Nas minhas entrevistas e conversas com angolanos, disseram-me muitas vezes que o que ocupava a atenção das pessoas neste período eram as preocupações quotidianas: as relações familiares e sociais, a educação, fazer dinheiro suficiente para alimentar a família e manter a dignidade debaixo de condições sócio-económicas dificeis. Na música, os músicos interpretavam, recriavam e transformavam esse mundo. Carlos Pimentel lembra-se das letras assim:
“a nossa música estava orientada para os problemas que sentíamos, o sofrimento que sentíamos. Mas não tocávamos porque éramos políticos, não, mas porque vivíamos aquela realidade e víamos que as pessoas que moravam nos musseques, viviam mal e porcamente. Então cantávamos sobre a nossa amargura em quimbundo e eles não sabiam. Até dizíamos mal deles, e eles não sabiam!”
Pimentel enfatiza que a política era orgânica à situação. Na sua maioria, os músicos com intenções políticas não decidiram cantar para passar uma mensagem ou fazer um manifesto político. Os músicos cantava sobre o que sabiam e o que viam. Debaixo das condições da exploração colonial, isso era político, porque os impedimentos às aspirações das pessoas e as dificuldades que sofriam, eram muitas vezes criadas pelo estado colonial e os seus lacaios.
Pimentel nota que, ao cantarem em Kimbundo e outras línguas locais, os músicos podiam criticar o sistema colonial português e os seus representantes. Era nesse sentido que a música “passava uma mensagem” e figurava como local de resistência. Mas as letras não eram apenas uma maneira de dizer “não”, tal como descrito por Amadeu Amorim, membro dos Ngola Ritmos.
As letras e a música eram também sobre dizer “sim”: afirmando e produzindo uma angolanidade e, no processo, demarcando um espaço cultural forjado e produzido em clubes gerido por e propriedade de africanos, em festivais de música, no vestuário, na dança e nas atitudes. As letras não espelhavam simplesmente a vida quotidiana ou uma consciência nacionalista; interpretavam a primeira e criavam a última. Quando Teta Lando entoou: “Um assobio meu é para esquecer as minhas tristezas”, estava a ecoar o estilo e o som da música tradicional (lamentos lentos conotados com uma espécie de fatalismo), a comentar o colonialismo (porque a linguagem em que o cantou foi a do colonizador) e a incitar ao sentimento nacionalista (como me contou Albina Assis ao lembrar-se desta música: “toda a gente sabia que a fonte da tristeza dele era o assassinato do pai pelos portugueses”).

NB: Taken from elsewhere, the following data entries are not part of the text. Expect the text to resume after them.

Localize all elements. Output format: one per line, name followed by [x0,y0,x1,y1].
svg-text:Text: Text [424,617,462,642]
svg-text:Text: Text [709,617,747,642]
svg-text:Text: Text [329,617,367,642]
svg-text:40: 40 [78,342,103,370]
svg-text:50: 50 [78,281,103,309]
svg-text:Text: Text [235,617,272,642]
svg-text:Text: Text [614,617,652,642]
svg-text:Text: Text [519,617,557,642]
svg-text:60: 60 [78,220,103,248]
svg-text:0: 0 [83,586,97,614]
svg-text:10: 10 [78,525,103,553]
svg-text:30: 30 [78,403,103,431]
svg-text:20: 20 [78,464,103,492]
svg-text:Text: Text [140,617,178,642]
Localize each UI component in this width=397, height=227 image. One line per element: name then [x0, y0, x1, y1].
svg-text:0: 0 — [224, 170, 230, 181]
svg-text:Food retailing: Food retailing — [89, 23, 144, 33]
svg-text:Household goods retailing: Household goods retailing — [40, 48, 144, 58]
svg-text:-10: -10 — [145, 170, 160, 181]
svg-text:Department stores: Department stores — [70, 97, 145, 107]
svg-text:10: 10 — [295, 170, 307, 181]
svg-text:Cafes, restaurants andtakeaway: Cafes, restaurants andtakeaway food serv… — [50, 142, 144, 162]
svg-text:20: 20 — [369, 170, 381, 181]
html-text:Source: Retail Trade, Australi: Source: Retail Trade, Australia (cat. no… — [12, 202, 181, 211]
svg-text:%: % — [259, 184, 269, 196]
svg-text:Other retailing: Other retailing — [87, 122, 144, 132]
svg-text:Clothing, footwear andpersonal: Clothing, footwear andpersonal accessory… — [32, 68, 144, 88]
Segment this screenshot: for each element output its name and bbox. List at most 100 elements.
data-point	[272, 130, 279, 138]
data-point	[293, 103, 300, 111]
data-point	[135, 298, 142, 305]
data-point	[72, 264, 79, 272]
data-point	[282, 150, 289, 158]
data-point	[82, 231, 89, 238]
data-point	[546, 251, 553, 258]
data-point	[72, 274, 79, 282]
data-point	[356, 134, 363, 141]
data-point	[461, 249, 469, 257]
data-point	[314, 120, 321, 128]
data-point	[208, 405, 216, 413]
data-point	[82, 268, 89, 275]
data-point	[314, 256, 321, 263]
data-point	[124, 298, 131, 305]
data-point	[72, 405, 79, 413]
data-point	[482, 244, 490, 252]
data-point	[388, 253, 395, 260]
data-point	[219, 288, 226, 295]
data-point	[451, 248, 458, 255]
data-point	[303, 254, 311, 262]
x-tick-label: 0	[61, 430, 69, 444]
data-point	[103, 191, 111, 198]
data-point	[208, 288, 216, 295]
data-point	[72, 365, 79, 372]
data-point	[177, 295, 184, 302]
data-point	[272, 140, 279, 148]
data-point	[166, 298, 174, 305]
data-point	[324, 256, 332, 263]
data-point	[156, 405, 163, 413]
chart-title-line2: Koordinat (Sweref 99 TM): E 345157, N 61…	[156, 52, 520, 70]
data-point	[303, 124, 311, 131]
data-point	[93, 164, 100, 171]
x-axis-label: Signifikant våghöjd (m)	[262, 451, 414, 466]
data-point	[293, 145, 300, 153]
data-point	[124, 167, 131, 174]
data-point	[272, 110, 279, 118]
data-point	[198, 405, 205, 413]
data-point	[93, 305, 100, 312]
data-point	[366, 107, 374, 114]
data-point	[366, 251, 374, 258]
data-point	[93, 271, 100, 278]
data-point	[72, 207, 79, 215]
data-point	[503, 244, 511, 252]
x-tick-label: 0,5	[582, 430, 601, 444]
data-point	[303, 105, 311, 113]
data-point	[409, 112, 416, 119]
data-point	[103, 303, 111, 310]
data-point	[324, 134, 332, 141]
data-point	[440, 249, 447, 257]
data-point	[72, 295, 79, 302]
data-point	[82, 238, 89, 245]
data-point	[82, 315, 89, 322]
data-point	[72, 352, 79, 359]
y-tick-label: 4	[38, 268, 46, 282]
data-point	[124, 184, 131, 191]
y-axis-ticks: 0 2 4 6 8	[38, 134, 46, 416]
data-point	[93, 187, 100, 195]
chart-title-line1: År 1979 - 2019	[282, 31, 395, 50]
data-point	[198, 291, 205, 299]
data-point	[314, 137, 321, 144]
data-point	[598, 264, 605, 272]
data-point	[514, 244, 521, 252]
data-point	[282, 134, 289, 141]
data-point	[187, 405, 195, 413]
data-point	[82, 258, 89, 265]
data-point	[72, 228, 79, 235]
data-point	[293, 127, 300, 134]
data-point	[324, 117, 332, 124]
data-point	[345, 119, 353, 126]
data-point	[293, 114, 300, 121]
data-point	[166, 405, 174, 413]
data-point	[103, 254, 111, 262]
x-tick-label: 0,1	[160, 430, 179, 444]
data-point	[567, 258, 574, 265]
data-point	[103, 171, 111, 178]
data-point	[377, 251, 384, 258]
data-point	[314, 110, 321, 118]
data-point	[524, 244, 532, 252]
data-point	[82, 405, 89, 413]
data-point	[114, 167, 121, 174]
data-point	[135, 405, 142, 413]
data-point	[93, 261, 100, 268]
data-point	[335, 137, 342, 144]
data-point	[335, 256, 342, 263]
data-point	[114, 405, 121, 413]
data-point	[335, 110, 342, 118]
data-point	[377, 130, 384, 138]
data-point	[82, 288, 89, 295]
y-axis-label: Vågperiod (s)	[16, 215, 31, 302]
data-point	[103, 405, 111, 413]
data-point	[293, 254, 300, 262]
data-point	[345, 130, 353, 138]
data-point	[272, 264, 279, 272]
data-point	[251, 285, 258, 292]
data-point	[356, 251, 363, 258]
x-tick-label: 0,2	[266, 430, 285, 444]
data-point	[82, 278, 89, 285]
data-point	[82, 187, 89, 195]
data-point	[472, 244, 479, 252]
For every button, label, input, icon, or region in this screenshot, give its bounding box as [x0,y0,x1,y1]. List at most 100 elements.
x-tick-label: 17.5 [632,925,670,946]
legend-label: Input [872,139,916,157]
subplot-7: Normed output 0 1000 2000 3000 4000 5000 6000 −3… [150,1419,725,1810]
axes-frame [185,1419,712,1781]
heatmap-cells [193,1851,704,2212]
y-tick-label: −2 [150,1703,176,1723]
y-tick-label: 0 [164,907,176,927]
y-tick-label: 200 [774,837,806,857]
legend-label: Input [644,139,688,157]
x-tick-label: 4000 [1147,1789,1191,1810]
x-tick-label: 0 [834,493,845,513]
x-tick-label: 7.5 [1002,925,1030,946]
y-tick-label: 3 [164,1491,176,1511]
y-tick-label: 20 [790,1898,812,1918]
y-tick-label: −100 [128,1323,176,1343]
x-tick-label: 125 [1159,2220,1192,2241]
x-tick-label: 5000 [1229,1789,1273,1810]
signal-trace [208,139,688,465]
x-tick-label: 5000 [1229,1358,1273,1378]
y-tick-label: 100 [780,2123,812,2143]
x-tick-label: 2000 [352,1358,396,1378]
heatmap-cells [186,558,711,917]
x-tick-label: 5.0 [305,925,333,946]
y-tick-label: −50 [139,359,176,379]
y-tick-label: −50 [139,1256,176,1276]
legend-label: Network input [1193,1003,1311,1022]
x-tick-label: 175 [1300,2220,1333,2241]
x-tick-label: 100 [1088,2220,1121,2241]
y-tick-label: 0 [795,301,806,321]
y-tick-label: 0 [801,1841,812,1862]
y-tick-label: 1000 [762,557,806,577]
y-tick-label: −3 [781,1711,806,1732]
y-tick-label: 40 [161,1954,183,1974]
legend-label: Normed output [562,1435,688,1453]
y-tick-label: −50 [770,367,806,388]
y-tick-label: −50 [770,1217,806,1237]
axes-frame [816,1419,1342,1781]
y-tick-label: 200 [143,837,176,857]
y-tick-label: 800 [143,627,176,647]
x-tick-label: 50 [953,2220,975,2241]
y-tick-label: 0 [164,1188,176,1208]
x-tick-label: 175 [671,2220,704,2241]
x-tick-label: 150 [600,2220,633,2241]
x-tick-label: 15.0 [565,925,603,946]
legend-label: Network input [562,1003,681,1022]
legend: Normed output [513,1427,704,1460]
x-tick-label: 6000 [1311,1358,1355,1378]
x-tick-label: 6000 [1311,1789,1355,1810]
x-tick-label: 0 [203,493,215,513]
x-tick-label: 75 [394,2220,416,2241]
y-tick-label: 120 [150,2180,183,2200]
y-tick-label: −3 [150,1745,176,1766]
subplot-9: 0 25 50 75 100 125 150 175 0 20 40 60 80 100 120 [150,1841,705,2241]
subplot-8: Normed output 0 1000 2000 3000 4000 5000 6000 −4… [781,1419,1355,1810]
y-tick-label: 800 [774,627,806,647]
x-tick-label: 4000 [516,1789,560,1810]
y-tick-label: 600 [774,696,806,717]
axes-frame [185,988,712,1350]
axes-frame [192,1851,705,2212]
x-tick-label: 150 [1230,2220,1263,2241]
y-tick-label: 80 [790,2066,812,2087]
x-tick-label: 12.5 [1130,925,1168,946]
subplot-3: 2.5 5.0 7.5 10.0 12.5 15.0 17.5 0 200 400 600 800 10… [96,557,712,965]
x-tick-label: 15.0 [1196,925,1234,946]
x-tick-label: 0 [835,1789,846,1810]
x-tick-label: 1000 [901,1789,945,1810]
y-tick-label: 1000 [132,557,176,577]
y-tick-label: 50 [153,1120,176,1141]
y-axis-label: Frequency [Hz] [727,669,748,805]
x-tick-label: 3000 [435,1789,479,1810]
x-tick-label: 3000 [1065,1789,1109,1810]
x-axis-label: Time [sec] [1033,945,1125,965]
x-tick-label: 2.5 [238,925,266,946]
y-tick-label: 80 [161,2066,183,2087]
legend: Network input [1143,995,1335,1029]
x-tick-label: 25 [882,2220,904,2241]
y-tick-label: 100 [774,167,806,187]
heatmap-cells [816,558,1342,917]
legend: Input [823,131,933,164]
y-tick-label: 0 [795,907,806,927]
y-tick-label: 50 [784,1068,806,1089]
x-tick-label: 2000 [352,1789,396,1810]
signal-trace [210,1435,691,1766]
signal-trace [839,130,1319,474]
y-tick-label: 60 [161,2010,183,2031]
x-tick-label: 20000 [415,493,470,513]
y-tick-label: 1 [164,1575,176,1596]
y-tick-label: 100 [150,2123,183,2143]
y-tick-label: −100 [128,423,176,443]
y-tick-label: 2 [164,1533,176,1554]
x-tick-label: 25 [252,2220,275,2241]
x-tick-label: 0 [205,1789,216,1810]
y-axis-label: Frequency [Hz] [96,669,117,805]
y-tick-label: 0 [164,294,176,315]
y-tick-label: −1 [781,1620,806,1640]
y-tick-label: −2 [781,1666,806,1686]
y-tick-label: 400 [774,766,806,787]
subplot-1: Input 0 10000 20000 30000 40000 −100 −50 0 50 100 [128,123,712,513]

Ao reflectir sobre a vida quotidiana, os músicos tornavam colectivo e transformavam o sofrimento individual e a desgraça em entretenimento público: pathos tornou-se ethos. As canções que continham críticas sociais apontavam tanto à ordem colonial como à sociedade do musseque. Críticas ao alcoolismo, ao endividamento e às mulheres de moral duvidosa, apontavam indirectamente o dedo ao colonialismo mas também denotavam as lutas sobre os contornos morais da nação que nascia. Dado a maioria dos músicos e compositores serem homens jovens, as relações destes com as mulheres aparecem muitas vezes nas canções. As dinâmicas do género na vida social do musseque de Luanda, eram em parte construídas e negociadas nas letras. No final dos anos 60 e princípio dos 70, o público ouvia frequentemente letras que, em louvor ou condenação, falavam sobre as mulheres. Amores perdidos, achados, frustados e maculados foram o tema de centenas de canções. As histórias de amor também podiam conter críticias políticas, como na canção “Chofer de praça”. Ao mesmo tempo, o género romântico foi um elemento característico da música cosmopolita, pois a música estrangeira que tocava nas festas e na rádio era composta sobretudo por canções de amor.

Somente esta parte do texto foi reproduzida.